Gemeinde plant Aberkennung

Helsa: Hitler ist noch Ehrenbürger

Einzige Quelle: In einer Chronik des Helsaer Nationalsozialisten Paul Schuhmayer fand der Geschichtsverein den Hinweis, dass Adolf Hitler am 5. April 1933 zum Ehrenbürger von Helsa gekürt wurde. Fotos: Schindler

Helsa. 68 Jahre nach dem Ende der Nazidiktatur ist Adolf Hitler noch immer Ehrenbürger von Helsa. Ortshistoriker wurden darauf aufmerksam. Das Parlament will nun die Auszeichung im April aberkennen.

Die Gemeinde Helsa war eine Hochburg des Nationalsozialismus. Bei den Reichstagswahlen im Mai 1924 erhielt die „Hitlerbewegung“ in Helsa fast 30 Prozent der Stimmen – ein solches Ergebnis gab es in keiner anderen Kommune im Landkreis Kassel.

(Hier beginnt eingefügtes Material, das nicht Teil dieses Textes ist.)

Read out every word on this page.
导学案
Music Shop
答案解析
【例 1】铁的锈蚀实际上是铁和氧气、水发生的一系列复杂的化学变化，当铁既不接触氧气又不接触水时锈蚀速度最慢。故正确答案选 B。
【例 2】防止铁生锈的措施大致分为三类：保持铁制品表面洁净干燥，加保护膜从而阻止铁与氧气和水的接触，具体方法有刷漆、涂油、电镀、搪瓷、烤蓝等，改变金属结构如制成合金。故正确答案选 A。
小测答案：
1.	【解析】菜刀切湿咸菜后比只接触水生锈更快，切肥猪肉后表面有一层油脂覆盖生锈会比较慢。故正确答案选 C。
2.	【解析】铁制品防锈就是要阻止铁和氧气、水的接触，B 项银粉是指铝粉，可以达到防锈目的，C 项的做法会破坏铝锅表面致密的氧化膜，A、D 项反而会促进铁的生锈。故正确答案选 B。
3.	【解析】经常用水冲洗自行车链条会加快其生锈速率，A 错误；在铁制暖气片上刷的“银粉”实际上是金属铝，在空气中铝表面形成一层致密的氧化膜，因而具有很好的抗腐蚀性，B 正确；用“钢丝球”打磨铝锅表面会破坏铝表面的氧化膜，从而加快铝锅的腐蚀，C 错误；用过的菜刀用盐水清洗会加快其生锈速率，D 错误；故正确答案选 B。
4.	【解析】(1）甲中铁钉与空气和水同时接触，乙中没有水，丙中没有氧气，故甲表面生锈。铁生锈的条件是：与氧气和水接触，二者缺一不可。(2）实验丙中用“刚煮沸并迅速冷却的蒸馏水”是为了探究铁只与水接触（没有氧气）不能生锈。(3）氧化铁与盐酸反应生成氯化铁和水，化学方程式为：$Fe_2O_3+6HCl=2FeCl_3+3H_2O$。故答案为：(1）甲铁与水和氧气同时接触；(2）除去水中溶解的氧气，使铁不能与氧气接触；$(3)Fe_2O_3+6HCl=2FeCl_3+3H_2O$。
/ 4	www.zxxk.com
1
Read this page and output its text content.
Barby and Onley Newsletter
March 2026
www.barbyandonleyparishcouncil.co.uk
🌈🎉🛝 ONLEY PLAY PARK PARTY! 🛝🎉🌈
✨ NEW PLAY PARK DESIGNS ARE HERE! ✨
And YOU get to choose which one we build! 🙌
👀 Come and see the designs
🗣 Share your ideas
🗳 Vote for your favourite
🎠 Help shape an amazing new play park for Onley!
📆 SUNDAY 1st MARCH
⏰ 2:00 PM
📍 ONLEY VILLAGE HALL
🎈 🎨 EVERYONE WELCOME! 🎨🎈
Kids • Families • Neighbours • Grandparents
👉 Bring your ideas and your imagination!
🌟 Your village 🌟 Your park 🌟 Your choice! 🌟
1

Die unrühmliche Vergangenheit wirkt bis heute nach. So wurde der frühere Reichskanzler und Diktator Adolf Hitler 1933 – genauso wie Reichspräsident Paul von Hindenburg – zum Ehrenbürger von Helsa ernannt. Dies war in der Zwischenzeit in Vergessenheit geraten.

Ein Blick zurück: Die NS-Zeit hatte in Helsa bereits 1922 begonnen. Das geht aus örtlichen Unterlagen hervor, die der Geschichtsverein jetzt ausgewertet hat.

Danach hatte der örtliche Schreiner Wilhelm Koch Adolf Hitler in München reden gehört und war beeindruckt. Nach Helsa zurückgekehrt, machte Koch einen kleinen Männerkreis mit dem Nationalsozialismus vertraut. Im September 1925 gründete sich eine Ortsgruppe der NSDAP.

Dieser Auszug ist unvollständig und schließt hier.